I’ll say this about that.


It is a misguided, mediocre director who advises actors to ignore the playwright’s stage directions. Here are three reasons.


1. It ain’t radio.


2. Stage directions are where the subtext hides.


3. If we’re speaking of playwrights like Tennessee Williams or Arthur Miller, stage directions are where the literature lives. They are how we know Stanley is going to rape Blanche and Willy Loman’s a dick. That literature is the art that inspires the art the actor creates. Why go without it?


So, I skipped the rest of the rehearsals and concentrated on my premiere night outfit aiming for writer cool not old lady-going-to-town.


I remember how nervous I was waiting out the first night of the first time Driver’s Ed was performed in the old home town. I wrote about it here.


This time was different. There were contracts. Everybody got paid. People had to buy tickets and commit to a night at the theater. Ads and posters appeared around town.


Would they laugh? Would they walk out? Would we be a Covid super spreader event?
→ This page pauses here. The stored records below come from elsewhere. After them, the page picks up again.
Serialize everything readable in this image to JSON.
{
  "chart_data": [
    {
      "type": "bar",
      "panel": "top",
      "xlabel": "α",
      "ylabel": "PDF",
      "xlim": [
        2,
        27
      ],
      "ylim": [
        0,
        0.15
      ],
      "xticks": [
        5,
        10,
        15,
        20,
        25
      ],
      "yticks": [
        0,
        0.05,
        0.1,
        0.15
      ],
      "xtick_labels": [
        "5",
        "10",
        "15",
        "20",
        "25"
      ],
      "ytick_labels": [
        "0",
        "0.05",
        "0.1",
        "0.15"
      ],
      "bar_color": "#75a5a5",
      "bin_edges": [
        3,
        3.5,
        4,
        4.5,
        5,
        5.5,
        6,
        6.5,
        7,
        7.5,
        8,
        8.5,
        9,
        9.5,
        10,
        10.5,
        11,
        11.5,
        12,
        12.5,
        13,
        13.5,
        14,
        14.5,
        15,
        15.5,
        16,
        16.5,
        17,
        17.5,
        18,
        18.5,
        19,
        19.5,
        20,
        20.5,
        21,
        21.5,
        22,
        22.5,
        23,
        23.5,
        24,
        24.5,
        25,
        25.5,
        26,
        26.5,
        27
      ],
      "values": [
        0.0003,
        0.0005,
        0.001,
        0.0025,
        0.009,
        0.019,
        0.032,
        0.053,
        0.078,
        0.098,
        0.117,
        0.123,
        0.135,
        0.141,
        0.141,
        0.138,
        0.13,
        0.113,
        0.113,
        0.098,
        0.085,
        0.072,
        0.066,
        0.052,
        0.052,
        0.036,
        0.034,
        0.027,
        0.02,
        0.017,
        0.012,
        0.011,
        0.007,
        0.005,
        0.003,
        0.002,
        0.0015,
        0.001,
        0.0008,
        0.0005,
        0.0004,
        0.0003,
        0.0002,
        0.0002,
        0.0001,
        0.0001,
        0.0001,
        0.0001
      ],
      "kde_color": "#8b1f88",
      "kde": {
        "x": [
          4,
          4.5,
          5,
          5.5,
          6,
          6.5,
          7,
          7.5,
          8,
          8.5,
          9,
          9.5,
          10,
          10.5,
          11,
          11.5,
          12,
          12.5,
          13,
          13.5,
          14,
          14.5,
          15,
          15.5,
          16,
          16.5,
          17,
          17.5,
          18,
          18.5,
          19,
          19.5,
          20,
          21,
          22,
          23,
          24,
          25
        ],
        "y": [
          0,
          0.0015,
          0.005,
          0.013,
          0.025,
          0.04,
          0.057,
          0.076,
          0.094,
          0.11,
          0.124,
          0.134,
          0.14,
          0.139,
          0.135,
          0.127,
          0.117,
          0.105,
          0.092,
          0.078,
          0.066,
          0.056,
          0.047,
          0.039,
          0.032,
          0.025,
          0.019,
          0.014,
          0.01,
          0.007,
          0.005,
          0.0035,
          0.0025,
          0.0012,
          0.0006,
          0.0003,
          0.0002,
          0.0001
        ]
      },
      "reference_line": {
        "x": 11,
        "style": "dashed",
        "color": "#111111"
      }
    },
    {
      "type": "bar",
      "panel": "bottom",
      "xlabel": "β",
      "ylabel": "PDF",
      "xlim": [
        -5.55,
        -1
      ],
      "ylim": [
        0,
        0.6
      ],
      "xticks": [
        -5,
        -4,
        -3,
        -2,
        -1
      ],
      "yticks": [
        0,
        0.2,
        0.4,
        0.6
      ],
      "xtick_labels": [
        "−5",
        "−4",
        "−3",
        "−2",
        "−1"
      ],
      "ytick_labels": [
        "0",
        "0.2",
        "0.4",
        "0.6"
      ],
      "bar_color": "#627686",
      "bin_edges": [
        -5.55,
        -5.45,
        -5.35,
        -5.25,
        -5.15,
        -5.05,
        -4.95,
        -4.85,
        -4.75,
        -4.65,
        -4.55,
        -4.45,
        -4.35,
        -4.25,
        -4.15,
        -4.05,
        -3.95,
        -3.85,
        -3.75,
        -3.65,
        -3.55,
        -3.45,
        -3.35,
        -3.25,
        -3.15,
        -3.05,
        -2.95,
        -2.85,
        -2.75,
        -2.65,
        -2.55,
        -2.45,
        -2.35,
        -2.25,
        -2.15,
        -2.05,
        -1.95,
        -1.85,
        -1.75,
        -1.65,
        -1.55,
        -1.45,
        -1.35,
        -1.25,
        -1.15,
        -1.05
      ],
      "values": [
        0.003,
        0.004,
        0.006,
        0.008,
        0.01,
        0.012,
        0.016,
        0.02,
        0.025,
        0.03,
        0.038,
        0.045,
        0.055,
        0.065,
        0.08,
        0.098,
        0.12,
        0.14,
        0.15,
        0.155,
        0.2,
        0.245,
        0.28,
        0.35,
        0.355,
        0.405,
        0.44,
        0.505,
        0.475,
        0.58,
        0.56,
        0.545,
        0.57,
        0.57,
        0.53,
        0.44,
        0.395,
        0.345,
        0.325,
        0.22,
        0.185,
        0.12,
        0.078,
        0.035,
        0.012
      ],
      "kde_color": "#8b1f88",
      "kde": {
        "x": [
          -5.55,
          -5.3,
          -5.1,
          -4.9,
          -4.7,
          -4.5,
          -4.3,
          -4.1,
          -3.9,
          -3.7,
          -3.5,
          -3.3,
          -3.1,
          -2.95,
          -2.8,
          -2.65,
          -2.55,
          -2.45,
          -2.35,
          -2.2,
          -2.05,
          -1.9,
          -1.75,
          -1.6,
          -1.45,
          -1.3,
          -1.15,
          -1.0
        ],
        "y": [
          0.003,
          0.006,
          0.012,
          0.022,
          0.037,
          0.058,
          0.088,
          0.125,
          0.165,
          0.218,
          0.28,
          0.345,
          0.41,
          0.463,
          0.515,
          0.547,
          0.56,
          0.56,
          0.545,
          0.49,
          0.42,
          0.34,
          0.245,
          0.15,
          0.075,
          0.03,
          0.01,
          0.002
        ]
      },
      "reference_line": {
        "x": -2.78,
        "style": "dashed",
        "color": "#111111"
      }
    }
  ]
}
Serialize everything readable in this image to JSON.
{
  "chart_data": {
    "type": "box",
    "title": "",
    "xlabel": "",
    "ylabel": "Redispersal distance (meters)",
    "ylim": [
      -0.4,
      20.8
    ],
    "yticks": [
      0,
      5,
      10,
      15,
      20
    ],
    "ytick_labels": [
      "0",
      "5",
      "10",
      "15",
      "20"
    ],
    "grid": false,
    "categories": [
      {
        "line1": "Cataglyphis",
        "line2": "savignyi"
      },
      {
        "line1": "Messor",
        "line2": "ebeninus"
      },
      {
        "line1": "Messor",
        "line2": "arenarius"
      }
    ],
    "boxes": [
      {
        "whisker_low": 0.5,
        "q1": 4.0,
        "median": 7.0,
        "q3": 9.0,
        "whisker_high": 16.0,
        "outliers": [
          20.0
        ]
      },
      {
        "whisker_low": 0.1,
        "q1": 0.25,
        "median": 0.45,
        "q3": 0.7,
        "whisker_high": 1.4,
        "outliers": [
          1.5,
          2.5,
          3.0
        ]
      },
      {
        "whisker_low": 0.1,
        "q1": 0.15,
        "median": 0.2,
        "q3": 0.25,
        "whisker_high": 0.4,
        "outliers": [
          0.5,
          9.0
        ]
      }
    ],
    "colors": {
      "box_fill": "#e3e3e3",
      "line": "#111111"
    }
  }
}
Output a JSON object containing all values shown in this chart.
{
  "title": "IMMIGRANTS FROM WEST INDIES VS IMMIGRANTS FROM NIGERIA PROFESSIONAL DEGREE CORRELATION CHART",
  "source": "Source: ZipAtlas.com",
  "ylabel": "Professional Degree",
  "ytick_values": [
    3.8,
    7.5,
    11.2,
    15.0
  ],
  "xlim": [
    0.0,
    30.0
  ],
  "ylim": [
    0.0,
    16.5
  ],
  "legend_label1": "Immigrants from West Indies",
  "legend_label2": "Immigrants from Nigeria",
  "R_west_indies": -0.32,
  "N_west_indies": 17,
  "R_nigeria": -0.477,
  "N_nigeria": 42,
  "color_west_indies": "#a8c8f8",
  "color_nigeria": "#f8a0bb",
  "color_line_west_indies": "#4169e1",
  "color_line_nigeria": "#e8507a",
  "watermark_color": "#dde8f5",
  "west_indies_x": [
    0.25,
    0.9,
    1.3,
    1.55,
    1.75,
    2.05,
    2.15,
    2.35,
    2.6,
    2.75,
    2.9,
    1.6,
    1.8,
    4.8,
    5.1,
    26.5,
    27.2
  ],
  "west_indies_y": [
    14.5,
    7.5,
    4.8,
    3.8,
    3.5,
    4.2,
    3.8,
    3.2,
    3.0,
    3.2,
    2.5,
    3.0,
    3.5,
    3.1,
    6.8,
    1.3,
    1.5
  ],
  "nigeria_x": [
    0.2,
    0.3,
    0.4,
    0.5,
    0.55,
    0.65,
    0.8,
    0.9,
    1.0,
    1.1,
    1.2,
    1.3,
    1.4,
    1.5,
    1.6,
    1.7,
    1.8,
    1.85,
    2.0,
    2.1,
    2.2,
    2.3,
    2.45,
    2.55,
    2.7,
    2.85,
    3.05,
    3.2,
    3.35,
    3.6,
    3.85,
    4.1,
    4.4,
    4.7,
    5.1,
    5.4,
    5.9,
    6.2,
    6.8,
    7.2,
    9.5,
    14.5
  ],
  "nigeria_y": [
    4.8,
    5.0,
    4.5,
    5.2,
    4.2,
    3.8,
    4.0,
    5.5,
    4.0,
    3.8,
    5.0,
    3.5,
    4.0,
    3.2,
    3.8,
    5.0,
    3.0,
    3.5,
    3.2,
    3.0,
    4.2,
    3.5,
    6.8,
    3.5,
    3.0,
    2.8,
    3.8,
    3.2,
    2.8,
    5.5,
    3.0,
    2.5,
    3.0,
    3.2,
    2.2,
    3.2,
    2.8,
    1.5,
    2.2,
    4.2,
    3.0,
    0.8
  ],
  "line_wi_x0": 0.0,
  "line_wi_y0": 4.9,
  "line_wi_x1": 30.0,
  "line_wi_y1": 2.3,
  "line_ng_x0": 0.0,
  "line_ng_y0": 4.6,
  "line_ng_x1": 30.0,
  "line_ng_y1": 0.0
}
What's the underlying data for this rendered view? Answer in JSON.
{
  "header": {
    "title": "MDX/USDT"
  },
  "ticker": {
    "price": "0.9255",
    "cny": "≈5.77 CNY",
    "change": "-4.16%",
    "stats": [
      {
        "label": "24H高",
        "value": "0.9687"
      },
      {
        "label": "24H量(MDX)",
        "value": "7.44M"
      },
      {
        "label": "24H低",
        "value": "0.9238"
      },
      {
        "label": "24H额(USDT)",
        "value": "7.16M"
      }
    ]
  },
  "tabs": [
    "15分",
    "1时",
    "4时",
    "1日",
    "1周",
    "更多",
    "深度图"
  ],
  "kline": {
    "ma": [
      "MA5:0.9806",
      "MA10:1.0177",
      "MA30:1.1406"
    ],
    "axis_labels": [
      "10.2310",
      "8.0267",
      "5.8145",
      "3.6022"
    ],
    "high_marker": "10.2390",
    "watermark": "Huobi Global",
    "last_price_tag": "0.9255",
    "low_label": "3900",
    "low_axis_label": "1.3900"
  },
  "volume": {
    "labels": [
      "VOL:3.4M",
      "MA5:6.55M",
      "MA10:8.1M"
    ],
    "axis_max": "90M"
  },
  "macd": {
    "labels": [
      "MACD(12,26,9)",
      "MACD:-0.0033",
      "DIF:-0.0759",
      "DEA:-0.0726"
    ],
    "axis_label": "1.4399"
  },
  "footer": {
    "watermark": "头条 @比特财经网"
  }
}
They laughed. They enthusiastically applauded between each scene. It was cool. It was weird. It was not what I’m used to. The script that played a million times in my mind was out in the world.


During the second night’s performance I sat in a hallway, out of sight of the stage in the dark and listened to where the laughs were. 


Listened to the audience. 


First line gets the biggest laugh. Midway through the play a line gets a sustained laugh that bubbled on past the next three lines. Listened to when the language quieted the audience. Heard when they came back. It was one of my best writer experiences.


That night sitting on the floor in the dark, hearing an audience brim with laughter and applause, my secret, silent writer’s heart whispered, “Mine.”